Improving gene expression data interpretation by finding latent factors that co-regulate gene modules with clinical factors
1 Department of Biostatistics and Bioinformatics, Rollins School of Public Health, Emory University, Atlanta, GA, USA
2 Department of Pharmaceutical Sciences, School of Pharmacy, Philadelphia College of Osteopathic Medicine, Suwanee, GA, USA
BMC Genomics 2011, 12:563 doi:10.1186/1471-2164-12-563Published: 16 November 2011
In the analysis of high-throughput data with a clinical outcome, researchers mostly focus on genes/proteins that show first-order relations with the clinical outcome. While this approach yields biomarkers and biological mechanisms that are easily interpretable, it may miss information that is important to the understanding of disease mechanism and/or treatment response. Here we test the hypothesis that unobserved factors can be mobilized by the living system to coordinate the response to the clinical factors.

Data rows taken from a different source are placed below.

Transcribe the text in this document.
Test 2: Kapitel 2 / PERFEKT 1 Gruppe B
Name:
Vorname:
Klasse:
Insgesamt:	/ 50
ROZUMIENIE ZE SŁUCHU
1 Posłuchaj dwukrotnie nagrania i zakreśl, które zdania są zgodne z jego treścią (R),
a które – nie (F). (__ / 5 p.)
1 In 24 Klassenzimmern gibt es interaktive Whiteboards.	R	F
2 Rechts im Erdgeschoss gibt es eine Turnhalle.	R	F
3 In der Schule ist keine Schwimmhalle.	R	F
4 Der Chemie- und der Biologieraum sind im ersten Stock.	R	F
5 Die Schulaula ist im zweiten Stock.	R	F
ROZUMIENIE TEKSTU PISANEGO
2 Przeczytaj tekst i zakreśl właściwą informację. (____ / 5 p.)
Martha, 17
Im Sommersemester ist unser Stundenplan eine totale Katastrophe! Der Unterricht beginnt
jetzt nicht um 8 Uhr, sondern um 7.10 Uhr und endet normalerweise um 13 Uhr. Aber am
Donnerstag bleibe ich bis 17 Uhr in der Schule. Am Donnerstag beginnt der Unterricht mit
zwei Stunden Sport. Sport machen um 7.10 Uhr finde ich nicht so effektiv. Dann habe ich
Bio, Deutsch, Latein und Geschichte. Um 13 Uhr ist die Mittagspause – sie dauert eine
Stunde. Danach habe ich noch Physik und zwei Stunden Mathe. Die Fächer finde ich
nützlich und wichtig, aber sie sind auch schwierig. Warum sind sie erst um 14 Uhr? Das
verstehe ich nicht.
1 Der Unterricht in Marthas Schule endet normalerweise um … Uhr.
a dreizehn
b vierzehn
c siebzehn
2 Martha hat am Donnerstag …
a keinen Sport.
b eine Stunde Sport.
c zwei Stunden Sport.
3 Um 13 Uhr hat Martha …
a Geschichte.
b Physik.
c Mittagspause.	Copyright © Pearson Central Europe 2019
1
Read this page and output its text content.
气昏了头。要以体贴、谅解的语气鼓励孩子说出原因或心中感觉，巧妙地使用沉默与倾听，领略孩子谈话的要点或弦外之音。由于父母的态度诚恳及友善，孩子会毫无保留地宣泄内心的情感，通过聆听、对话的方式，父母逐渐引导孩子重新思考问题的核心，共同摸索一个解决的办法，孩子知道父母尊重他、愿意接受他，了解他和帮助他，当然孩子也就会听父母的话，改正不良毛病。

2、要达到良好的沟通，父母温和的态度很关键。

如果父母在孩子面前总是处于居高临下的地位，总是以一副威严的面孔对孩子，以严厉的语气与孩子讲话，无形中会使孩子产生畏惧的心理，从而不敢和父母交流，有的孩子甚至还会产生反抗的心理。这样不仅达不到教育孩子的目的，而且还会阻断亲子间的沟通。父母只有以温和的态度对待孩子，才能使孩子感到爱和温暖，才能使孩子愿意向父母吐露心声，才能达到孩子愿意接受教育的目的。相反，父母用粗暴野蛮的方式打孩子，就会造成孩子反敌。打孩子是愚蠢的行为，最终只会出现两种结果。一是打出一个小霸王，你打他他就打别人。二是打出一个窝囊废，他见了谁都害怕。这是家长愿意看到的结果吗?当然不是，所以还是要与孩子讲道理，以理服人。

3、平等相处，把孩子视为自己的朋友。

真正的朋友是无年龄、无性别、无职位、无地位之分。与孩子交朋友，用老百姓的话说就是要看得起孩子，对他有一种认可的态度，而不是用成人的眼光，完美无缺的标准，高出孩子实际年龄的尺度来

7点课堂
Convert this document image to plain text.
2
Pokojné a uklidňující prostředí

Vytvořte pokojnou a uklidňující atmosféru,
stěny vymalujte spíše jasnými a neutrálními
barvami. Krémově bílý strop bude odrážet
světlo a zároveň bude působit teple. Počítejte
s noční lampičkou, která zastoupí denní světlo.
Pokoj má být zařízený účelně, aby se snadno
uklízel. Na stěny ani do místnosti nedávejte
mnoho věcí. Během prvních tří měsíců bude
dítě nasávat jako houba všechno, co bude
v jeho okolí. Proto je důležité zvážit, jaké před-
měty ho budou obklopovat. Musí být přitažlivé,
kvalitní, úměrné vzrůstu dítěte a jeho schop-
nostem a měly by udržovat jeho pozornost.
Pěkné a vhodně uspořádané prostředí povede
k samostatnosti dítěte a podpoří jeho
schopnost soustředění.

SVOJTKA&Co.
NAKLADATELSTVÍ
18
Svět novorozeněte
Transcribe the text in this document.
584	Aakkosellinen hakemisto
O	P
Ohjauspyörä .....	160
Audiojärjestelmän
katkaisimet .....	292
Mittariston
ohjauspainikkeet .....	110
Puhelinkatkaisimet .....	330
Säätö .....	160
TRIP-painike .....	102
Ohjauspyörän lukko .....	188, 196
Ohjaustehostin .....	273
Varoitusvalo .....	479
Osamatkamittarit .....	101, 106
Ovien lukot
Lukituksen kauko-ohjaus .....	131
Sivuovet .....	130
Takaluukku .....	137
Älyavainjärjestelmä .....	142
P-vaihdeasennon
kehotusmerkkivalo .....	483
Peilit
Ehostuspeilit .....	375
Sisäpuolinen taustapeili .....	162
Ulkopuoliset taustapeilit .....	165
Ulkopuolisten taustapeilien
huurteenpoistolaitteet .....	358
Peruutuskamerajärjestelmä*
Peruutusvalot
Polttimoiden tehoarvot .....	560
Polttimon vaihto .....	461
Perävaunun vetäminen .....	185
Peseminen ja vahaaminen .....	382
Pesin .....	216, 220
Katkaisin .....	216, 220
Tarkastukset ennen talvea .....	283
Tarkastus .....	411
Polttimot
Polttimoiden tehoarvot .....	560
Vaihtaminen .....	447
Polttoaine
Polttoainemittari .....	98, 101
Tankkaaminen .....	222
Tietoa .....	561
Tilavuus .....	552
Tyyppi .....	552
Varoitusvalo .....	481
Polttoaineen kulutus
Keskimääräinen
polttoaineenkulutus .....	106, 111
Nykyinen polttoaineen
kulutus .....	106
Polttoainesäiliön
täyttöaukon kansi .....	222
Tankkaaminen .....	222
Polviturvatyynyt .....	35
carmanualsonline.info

We developed a computational method named Guided Latent Factor Discovery (GLFD) to identify hidden factors that act in combination with the observed clinical factors to control gene modules. In simulation studies, the method recovered masked factors effectively. Using real microarray data, we demonstrate that the method identifies latent factors that are biologically relevant, and extracts more information than analyzing only the first-order response to the clinical outcome.